For the special source symbol sequence  $\rm ADBDCBCBADCA$ , the encoded sequence  $\rm 001101111001100100111000$  results.
Which code was used?

The code  $\rm C1$,
the code  $\rm C2$.

5

After coding with  $\rm C3$,  you get  $\rm 001101111001100100111000$.  What is the corresponding source symbol sequence?

$\rm AACDBACABADAAA$ ...
$\rm ACBCCCACAACCD$ ...


Solution

(1)  The average code word length is generally given by

$$L_{\rm M} = p_{\rm A} \cdot L_{\rm A} + p_{\rm B} \cdot L_{\rm B}+ p_{\rm C} \cdot L_{\rm C} + p_{\rm D} \cdot L_{\rm D} \hspace{0.05cm}.$$

If the four source symbols are equally probable  $($all probabilities exactly  $1/4)$, then for this we can also write:

$$L_{\rm M} = 1/4 \cdot ( L_{\rm A} + L_{\rm B}+ L_{\rm C} + L_{\rm D}) \hspace{0.05cm}.$$
  • $\text{Code C1:}$    $L_{\rm M} \hspace{0.15cm}\underline{= 2.00}\ \rm bit/source\hspace{0.15cm} symbol$,
  • $\text{Code C2:}$    $L_{\rm M} \hspace{0.15cm}\underline{= 2.25}\ \rm bit/source\hspace{0.15cm} symbol$
  • $\text{Code C3:}$    $L_{\rm M} \hspace{0.15cm}\underline{= 2.25}\ \rm bit/source\hspace{0.15cm} symbol$.


(2)  With the code table  $\text{C1}$ , the average code word length  $L_{\rm M} \hspace{0.15cm}\underline{= 2}\ \rm bit/source\hspace{0.15cm} symbol$  is always obtained, independent of the symbol probabilities.

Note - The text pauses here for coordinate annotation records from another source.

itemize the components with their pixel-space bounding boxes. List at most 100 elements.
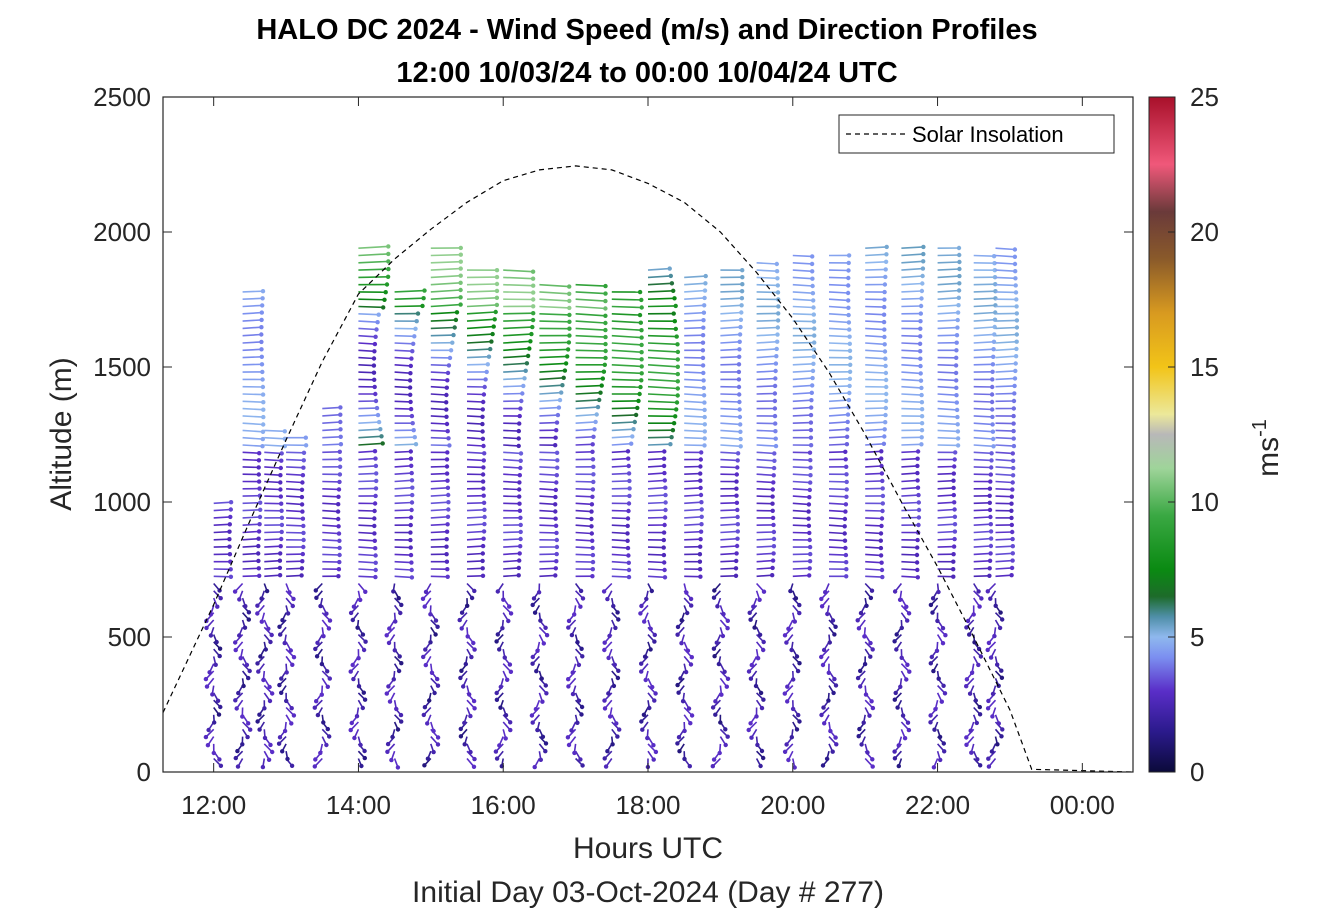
wind-barb-tip	[723, 742, 728, 748]
wind-barb-tip	[553, 509, 558, 514]
wind-barb	[394, 349, 413, 352]
wind-barb	[503, 291, 534, 294]
wind-barb-tip	[423, 662, 428, 668]
wind-barb	[720, 326, 741, 330]
wind-barb-tip	[755, 656, 761, 661]
wind-barb-tip	[653, 749, 659, 755]
wind-barb-tip	[261, 400, 266, 405]
wind-barb-tip	[372, 516, 377, 521]
wind-barb	[684, 422, 705, 426]
wind-barb	[430, 407, 447, 411]
wind-barb-tip	[919, 392, 924, 398]
wind-barb-tip	[282, 429, 287, 434]
wind-barb-tip	[846, 397, 852, 403]
wind-barb-tip	[844, 567, 849, 572]
wind-barb	[995, 283, 1016, 287]
wind-barb-tip	[845, 427, 850, 432]
wind-barb-tip	[590, 545, 595, 551]
wind-barb	[503, 362, 527, 366]
wind-barb-tip	[858, 668, 863, 674]
wind-barb-tip	[921, 244, 926, 250]
wind-barb	[358, 472, 377, 475]
wind-barb-tip	[884, 384, 889, 390]
wind-barb-tip	[445, 485, 451, 490]
wind-barb	[242, 523, 260, 526]
wind-barb-tip	[774, 261, 779, 267]
wind-barb-tip	[918, 356, 923, 361]
wind-barb-tip	[425, 756, 431, 761]
solar-insolation-curve	[162, 165, 1134, 773]
wind-barb-tip	[733, 573, 739, 578]
wind-barb-tip	[661, 463, 667, 469]
wind-barb-tip	[234, 706, 239, 711]
wind-barb-tip	[772, 391, 778, 396]
wind-barb-tip	[373, 486, 379, 491]
wind-barb-tip	[700, 355, 706, 361]
wind-barb-tip	[990, 429, 996, 434]
wind-barb	[358, 531, 375, 535]
wind-barb-tip	[928, 720, 933, 725]
wind-barb-tip	[279, 451, 284, 456]
wind-barb	[264, 488, 281, 491]
wind-barb-tip	[278, 551, 283, 556]
wind-barb-tip	[408, 456, 414, 461]
wind-barb	[322, 451, 340, 454]
wind-barb	[466, 516, 485, 519]
wind-barb-tip	[725, 626, 730, 631]
wind-barb-tip	[967, 691, 973, 696]
wind-barb	[575, 342, 606, 345]
wind-barb-tip	[282, 640, 287, 646]
wind-barb-tip	[566, 618, 572, 624]
wind-barb	[720, 348, 740, 352]
wind-barb-tip	[746, 727, 751, 733]
wind-barb	[828, 313, 849, 316]
wind-barb	[503, 385, 524, 388]
wind-barb-tip	[360, 632, 366, 637]
wind-barb	[430, 378, 448, 382]
wind-barb-tip	[870, 705, 876, 711]
wind-barb-tip	[277, 735, 283, 740]
wind-barb-tip	[379, 434, 384, 439]
wind-barb-tip	[269, 632, 274, 638]
wind-barb	[242, 393, 264, 396]
wind-barb-tip	[355, 625, 360, 630]
wind-barb-tip	[915, 485, 921, 490]
wind-barb	[286, 488, 303, 491]
wind-barb-tip	[937, 734, 943, 740]
wind-barb	[901, 457, 918, 461]
wind-barb-tip	[905, 720, 911, 725]
wind-barb-tip	[319, 692, 324, 697]
wind-barb	[466, 509, 485, 512]
wind-barb-tip	[336, 574, 341, 579]
wind-barb	[264, 466, 281, 469]
wind-barb	[756, 444, 777, 447]
wind-barb	[792, 320, 815, 323]
wind-barb-tip	[301, 537, 306, 543]
wind-barb	[865, 276, 886, 279]
wind-barb-tip	[492, 317, 497, 322]
wind-barb-tip	[826, 698, 831, 703]
wind-barb-tip	[900, 713, 906, 718]
wind-barb	[394, 553, 412, 556]
wind-barb-tip	[870, 764, 875, 769]
wind-barb-tip	[589, 531, 594, 536]
wind-barb-tip	[256, 669, 261, 674]
wind-barb	[756, 466, 775, 469]
wind-barb-tip	[408, 449, 413, 454]
wind-barb-tip	[228, 574, 234, 579]
wind-barb-tip	[718, 720, 723, 725]
wind-barb-tip	[880, 478, 885, 484]
wind-barb-tip	[259, 619, 264, 624]
wind-barb-tip	[255, 719, 260, 724]
wind-barb	[322, 495, 339, 498]
wind-barb	[973, 458, 992, 462]
wind-barb-tip	[701, 378, 706, 383]
wind-barb-tip	[358, 597, 363, 603]
wind-barb	[756, 473, 774, 477]
wind-barb-tip	[652, 639, 657, 644]
wind-barb-tip	[408, 363, 413, 369]
wind-barb-tip	[990, 407, 995, 412]
wind-barb	[973, 393, 993, 396]
wind-barb-tip	[952, 536, 957, 542]
wind-barb-tip	[936, 589, 941, 595]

For the other two codes one obtains:

  • $\text{Code C2:}$    $L_{\rm M} = 1/2 \cdot 1 + 1/4 \cdot 2 + 1/8 \cdot 3 + 1/8 \cdot 3 \hspace{0.15cm}\underline{= 1.75}\ \rm bit/source\hspace{0.15cm} symbol$,
  • $\text{Code C3:}$    $L_{\rm M} = 1/2 \cdot 3 + 1/4 \cdot 2 + 1/8 \cdot 1 + 1/8 \cdot 3 \hspace{0.15cm}\underline{= 2.50}\ \rm bit/source\hspace{0.15cm} symbol$.

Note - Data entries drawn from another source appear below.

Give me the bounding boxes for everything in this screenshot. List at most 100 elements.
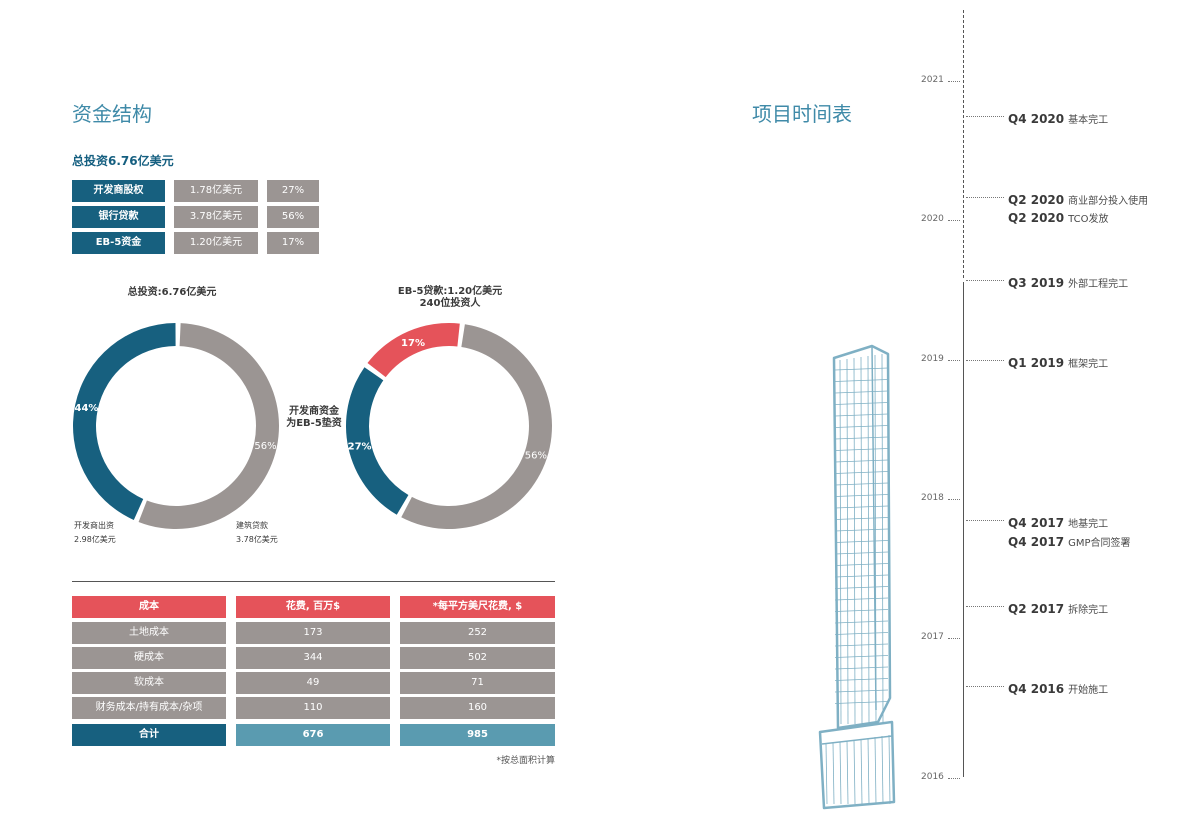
divider (72, 581, 555, 582)
year-label: 2016 (921, 772, 944, 782)
donut-slice-label: 27% (348, 442, 372, 453)
building-base-line (881, 735, 884, 805)
timeline-event: Q2 2020 商业部分投入使用 (1008, 189, 1148, 208)
building-column-line (874, 354, 877, 725)
event-quarter: Q4 2017 (1008, 516, 1065, 530)
costs-header: 成本 (72, 596, 226, 618)
year-label: 2019 (921, 354, 944, 364)
funding-row-name: 开发商股权 (72, 180, 165, 202)
costs-cell: 110 (236, 697, 390, 719)
building-column-line (860, 356, 863, 725)
building-column-line (853, 357, 856, 725)
event-connector (966, 197, 1004, 198)
middle-note: 开发商资金 为EB-5垫资 (282, 406, 346, 430)
donut-charts: 56% 44% 56% 27% 17% (73, 323, 552, 529)
left-donut-title: 总投资:6.76亿美元 (127, 287, 217, 298)
timeline-axis (963, 282, 964, 777)
building-base-line (853, 739, 856, 805)
left-caption: 开发商出资 2.98亿美元 (74, 519, 116, 547)
building-base-line (846, 740, 849, 805)
right-caption: 建筑贷款 3.78亿美元 (236, 519, 278, 547)
building-column-line (867, 355, 870, 725)
building-floor-line (834, 701, 889, 704)
costs-total-value: 676 (236, 724, 390, 746)
costs-cell: 344 (236, 647, 390, 669)
building-base-line (867, 737, 870, 805)
funding-title: 资金结构 (72, 102, 152, 126)
year-tick (948, 638, 960, 639)
middle-note-line2: 为EB-5垫资 (286, 418, 342, 429)
costs-footnote: *按总面积计算 (496, 756, 555, 766)
funding-row-pct: 27% (267, 180, 319, 202)
timeline-event: Q4 2020 基本完工 (1008, 108, 1108, 127)
event-connector (966, 360, 1004, 361)
costs-cell: 49 (236, 672, 390, 694)
event-description: 地基完工 (1068, 519, 1109, 530)
building-floor-line (834, 390, 889, 394)
funding-row-pct: 17% (267, 232, 319, 254)
left-caption-line2: 2.98亿美元 (74, 535, 116, 544)
funding-row-pct: 56% (267, 206, 319, 228)
donut-slice (401, 324, 552, 529)
event-description: 外部工程完工 (1068, 279, 1129, 290)
timeline-title: 项目时间表 (752, 102, 852, 126)
timeline-event: Q4 2017 地基完工 (1008, 512, 1108, 531)
costs-cell: 252 (400, 622, 555, 644)
costs-cell: 502 (400, 647, 555, 669)
event-quarter: Q2 2020 (1008, 193, 1065, 207)
year-tick (948, 360, 960, 361)
right-caption-line2: 3.78亿美元 (236, 535, 278, 544)
costs-cell: 160 (400, 697, 555, 719)
year-tick (948, 81, 960, 82)
donut-slice-label: 44% (75, 403, 99, 414)
funding-row-name: 银行贷款 (72, 206, 165, 228)
funding-row-amount: 1.20亿美元 (174, 232, 258, 254)
left-donut: 56% 44% (73, 323, 279, 529)
costs-header: *每平方美尺花费, $ (400, 596, 555, 618)
building-base-line (860, 738, 863, 805)
event-description: TCO发放 (1068, 214, 1109, 225)
costs-total-label: 合计 (72, 724, 226, 746)
costs-cell: 财务成本/持有成本/杂项 (72, 697, 226, 719)
costs-cell: 173 (236, 622, 390, 644)
timeline-event: Q4 2016 开始施工 (1008, 678, 1108, 697)
right-donut-title: EB-5贷款:1.20亿美元 240位投资人 (370, 286, 530, 310)
building-base-line (832, 742, 835, 805)
building-column-line (846, 358, 849, 725)
timeline-event: Q2 2017 拆除完工 (1008, 598, 1108, 617)
donut-slice (73, 323, 176, 520)
event-quarter: Q2 2020 (1008, 211, 1065, 225)
event-description: GMP合同签署 (1068, 538, 1131, 549)
building-floor-line (834, 689, 889, 693)
donut-slice (138, 323, 279, 529)
event-quarter: Q4 2017 (1008, 535, 1065, 549)
building-floor-line (834, 379, 889, 382)
event-quarter: Q2 2017 (1008, 602, 1065, 616)
event-quarter: Q4 2020 (1008, 112, 1065, 126)
donut-slice-label: 56% (525, 451, 547, 462)
timeline-event: Q3 2019 外部工程完工 (1008, 272, 1128, 291)
event-description: 框架完工 (1068, 359, 1109, 370)
funding-row-name: EB-5资金 (72, 232, 165, 254)
year-tick (948, 778, 960, 779)
timeline-event: Q4 2017 GMP合同签署 (1008, 531, 1131, 550)
building-base-line (839, 741, 842, 805)
year-tick (948, 220, 960, 221)
funding-row-amount: 1.78亿美元 (174, 180, 258, 202)
year-label: 2017 (921, 632, 944, 642)
building-base-line (825, 743, 828, 805)
year-label: 2018 (921, 493, 944, 503)
left-caption-line1: 开发商出资 (74, 521, 114, 530)
event-connector (966, 686, 1004, 687)
event-description: 拆除完工 (1068, 605, 1109, 616)
event-description: 基本完工 (1068, 115, 1109, 126)
funding-row-amount: 3.78亿美元 (174, 206, 258, 228)
costs-cell: 硬成本 (72, 647, 226, 669)
costs-cell: 71 (400, 672, 555, 694)
donut-slice (367, 323, 460, 378)
building-base-line (888, 734, 891, 805)
year-tick (948, 499, 960, 500)
event-quarter: Q3 2019 (1008, 276, 1065, 290)
costs-cell: 软成本 (72, 672, 226, 694)
funding-subtitle: 总投资6.76亿美元 (72, 154, 174, 168)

From the example you can see the principle:

  • Probable symbols are represented by a few binary symbols, improbable ones by more.
  • In the case of equally probable symbols, it is best to choose the same code word lengths.



(3)  Solution suggestion 1 is correct:

  • The code  $\text{C1}$  with uniform length of all code words is prefix-free,
  • but other codes can also be prefix-free, for example the codes  $\text{C2}$  and  $\text{C3}$.


(4)  Solution suggestion 1 is correct:

  • Already from  "00"  at the beginning one can see that the code  $\text{C2}$  is out of the question here,
    because otherwise the source symbol sequence would have to begin with  "AA".
  • In fact, the code  $\text{C1}$  was used.


(5)  Solution suggestion 2 is correct.

The first suggested solution gives the source symbol sequence for code  $\text{C2}$  if the encoded sequence would be   "$\rm 001101111001100100111000$".